Posts Tagged ‘Kali’

Mary Daly: Her Death and Her Impact on Feminist Theology

January 7, 2010

Mary Daly, feminist theologian, died Sunday in Gardner, MA at the age of 81.

Possibly the most radical feminist in the United States–worldwide, second perhaps only to Luce Irigaray–Daly set a standard for rigorous feminist theological inquiry.  She stepped on more than just toes with her books such as The Church and the Second Sex, Beyond God the Father, and Gyn/Ecology. 

You can read her obituary to find out what else she did.  I want to briefly judge her impact on feminist culture.  A classic Second Wave feminist, Daly falls into the category of “anger.”  Many second wavers were angry at the masculinity of the culture.  In my MA thesis, I use Daly’s writings as an example of the second wave in comparison with Kali, the Indian goddess.  Kali stomps around the battlefield in her destructive dance, drinking the blood of her enemie, tongue lolling in representation of her angry passion.  Second wave feminism capitalized on its anger and made the noise of Kali.  And yet midway through its movement, it found a different kind of hope.  Daly reflects in her preface to Beyond God the Father the changes in the five years since she had written The Church and the Second Sex, “[Beyond God the Father] [encasulates] essentially the same anger and the same hope…[as] the wellsprings of this book, but that the focus has shifted…”  (Daly xxxiii).  The focus moves away from the anger of being denied a place in religion and towards a reconstructionist theology productively allowing women’s religious participation. 

What kind of an impact has Daly had on the feminist movement within religion? I like to think that her overall theological influence has been positive, despite her radical methods and writing.  I think that she changed not only the feminist outlook, but by making enough Kali-esque noise she influenced the shape of mainstream Christian theology.  Her efforts to talk about a “post-Christian” ideology resonate with the post-modern/colonial/etc trend of rejecting traditional modes. 

I cannot blame Mary Daly for this alone, but her anger at patriarchal society contributed to a newer trend in young women: distrust of the second wave and therefore of feminism in general.  Two years ago, as a first year grad student at Boston Univeristy, I took a class with Donna Freitas on women and spirituality.  There were three grad students, myself, my best friend Erin, and our friend Kat.  All three of us are very liberal politically and socially, and all three of us are ardent feminists because that’s how our mothers raised us.  The rest of the class was mostly senior girls–all either Communications or College of Arts and Sciences majors–very intelligent, but who couldn’t wrap their heads around the concept of feminism.  “So what’s a feminist?” asked one girl nearly every day.  Others kept saying, “Yeah, I believe in womens’ rights, but i’m not a feminist.  I don’t hate men.” (Or “I’m not a lesbian.
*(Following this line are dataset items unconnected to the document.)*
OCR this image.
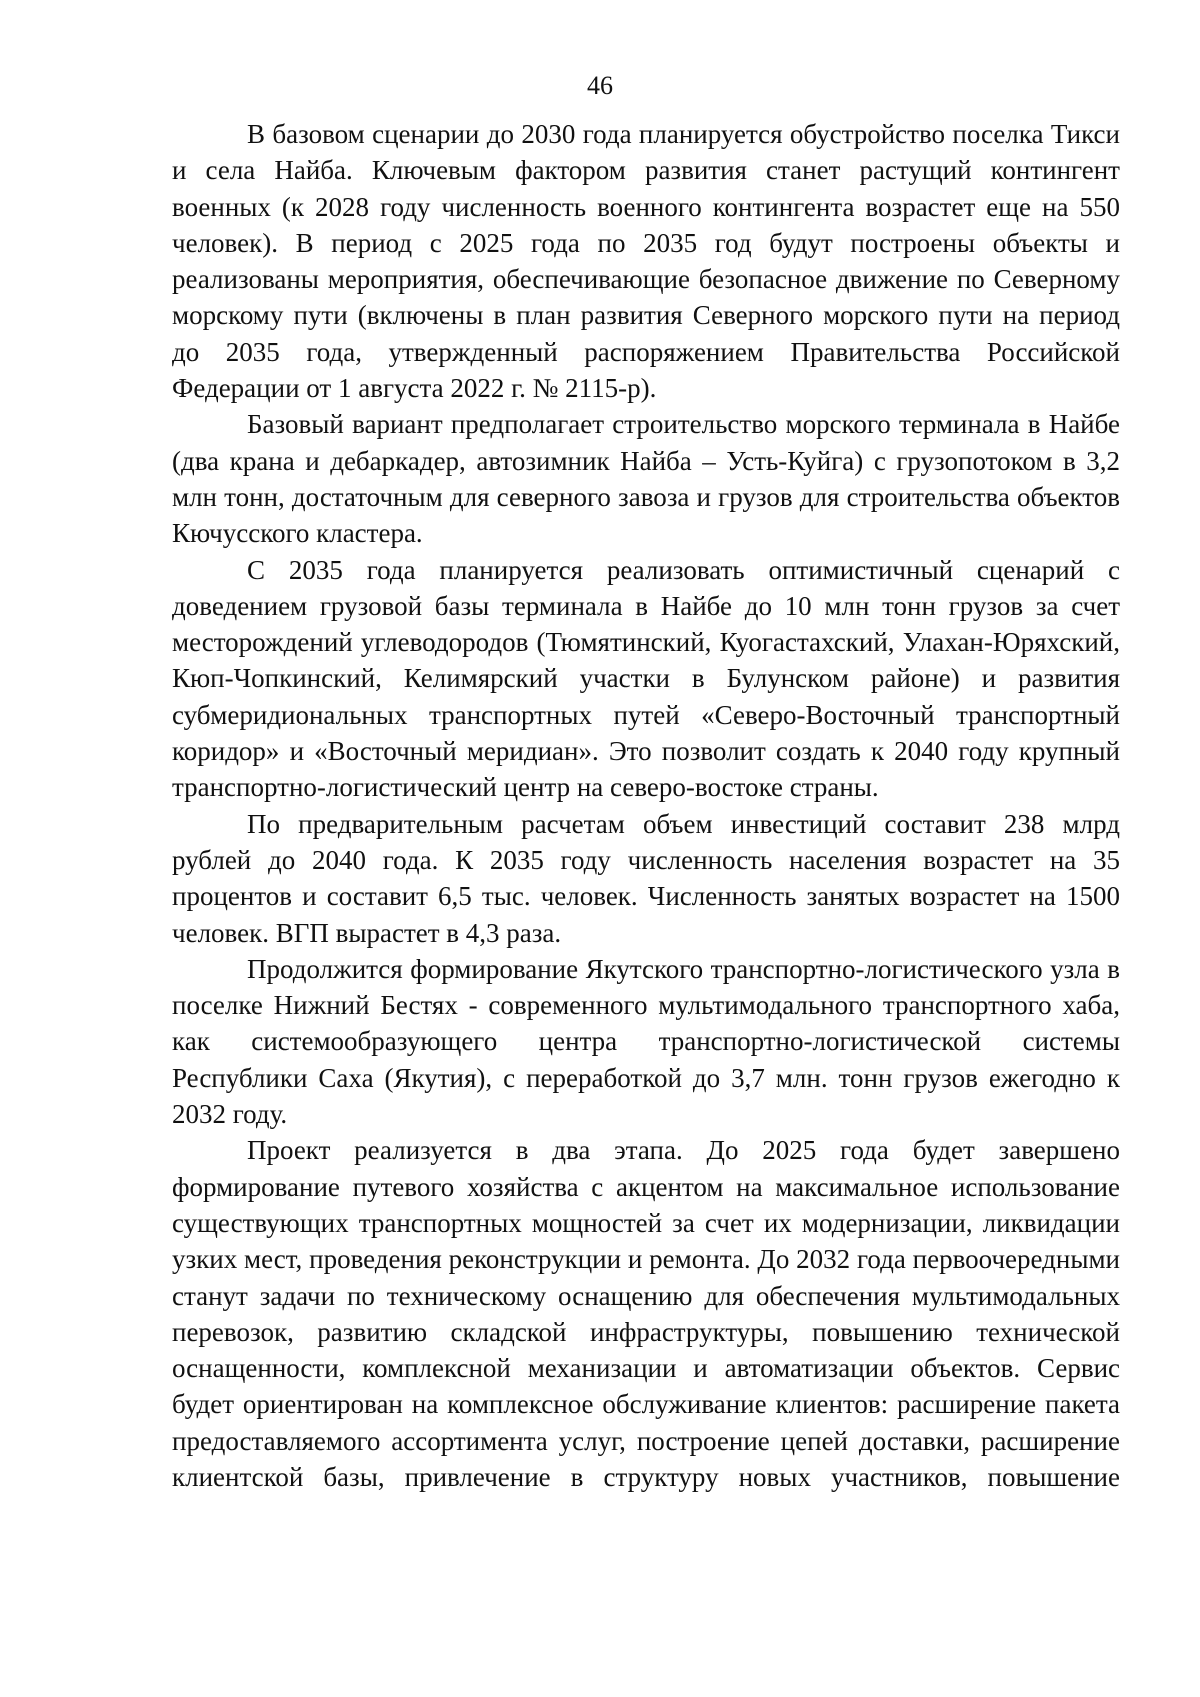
46

В базовом сценарии до 2030 года планируется обустройство поселка Тикси и села Найба. Ключевым фактором развития станет растущий контингент военных (к 2028 году численность военного контингента возрастет еще на 550 человек). В период с 2025 года по 2035 год будут построены объекты и реализованы мероприятия, обеспечивающие безопасное движение по Северному морскому пути (включены в план развития Северного морского пути на период до 2035 года, утвержденный распоряжением Правительства Российской Федерации от 1 августа 2022 г. № 2115-р).

Базовый вариант предполагает строительство морского терминала в Найбе (два крана и дебаркадер, автозимник Найба – Усть-Куйга) с грузопотоком в 3,2 млн тонн, достаточным для северного завоза и грузов для строительства объектов Кючусского кластера.

С 2035 года планируется реализовать оптимистичный сценарий с доведением грузовой базы терминала в Найбе до 10 млн тонн грузов за счет месторождений углеводородов (Тюмятинский, Куогастахский, Улахан-Юряхский, Кюп-Чопкинский, Келимярский участки в Булунском районе) и развития субмеридиональных транспортных путей «Северо-Восточный транспортный коридор» и «Восточный меридиан». Это позволит создать к 2040 году крупный транспортно-логистический центр на северо-востоке страны.

По предварительным расчетам объем инвестиций составит 238 млрд рублей до 2040 года. К 2035 году численность населения возрастет на 35 процентов и составит 6,5 тыс. человек. Численность занятых возрастет на 1500 человек. ВГП вырастет в 4,3 раза.

Продолжится формирование Якутского транспортно-логистического узла в поселке Нижний Бестях - современного мультимодального транспортного хаба, как системообразующего центра транспортно-логистической системы Республики Саха (Якутия), с переработкой до 3,7 млн. тонн грузов ежегодно к 2032 году.

Проект реализуется в два этапа. До 2025 года будет завершено формирование путевого хозяйства с акцентом на максимальное использование существующих транспортных мощностей за счет их модернизации, ликвидации узких мест, проведения реконструкции и ремонта. До 2032 года первоочередными станут задачи по техническому оснащению для обеспечения мультимодальных перевозок, развитию складской инфраструктуры, повышению технической оснащенности, комплексной механизации и автоматизации объектов. Сервис будет ориентирован на комплексное обслуживание клиентов: расширение пакета предоставляемого ассортимента услуг, построение цепей доставки, расширение клиентской базы, привлечение в структуру новых участников, повышение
How could I be feminist?”)  These questions baffled us grad students and our professor.  Our question was, “How could this have happened?”  Even then, I think we pointed fingers to the radical second wave women, and Mary Daly, for all her brilliance, was as I said, the most radical.  Her reputation for not letting men take her classes is imfamous, and ultimately forced her to retire from Boston College.  And these classmates of mine were perhaps a little shallow, judging second wave feminists by their appearance as butch and not put-together, giving them less credibility. 

We couldn’t have gotten to where we are today without women like Mary Daly.  Anger and disappointment, but also hope, drove the second wave and helped to form the third wave, where we are now.   Daly merely theologized what other women were already thinking, talking, and acting out.  And she did so with the ferocity, strength and yet the underlying poise of Kali.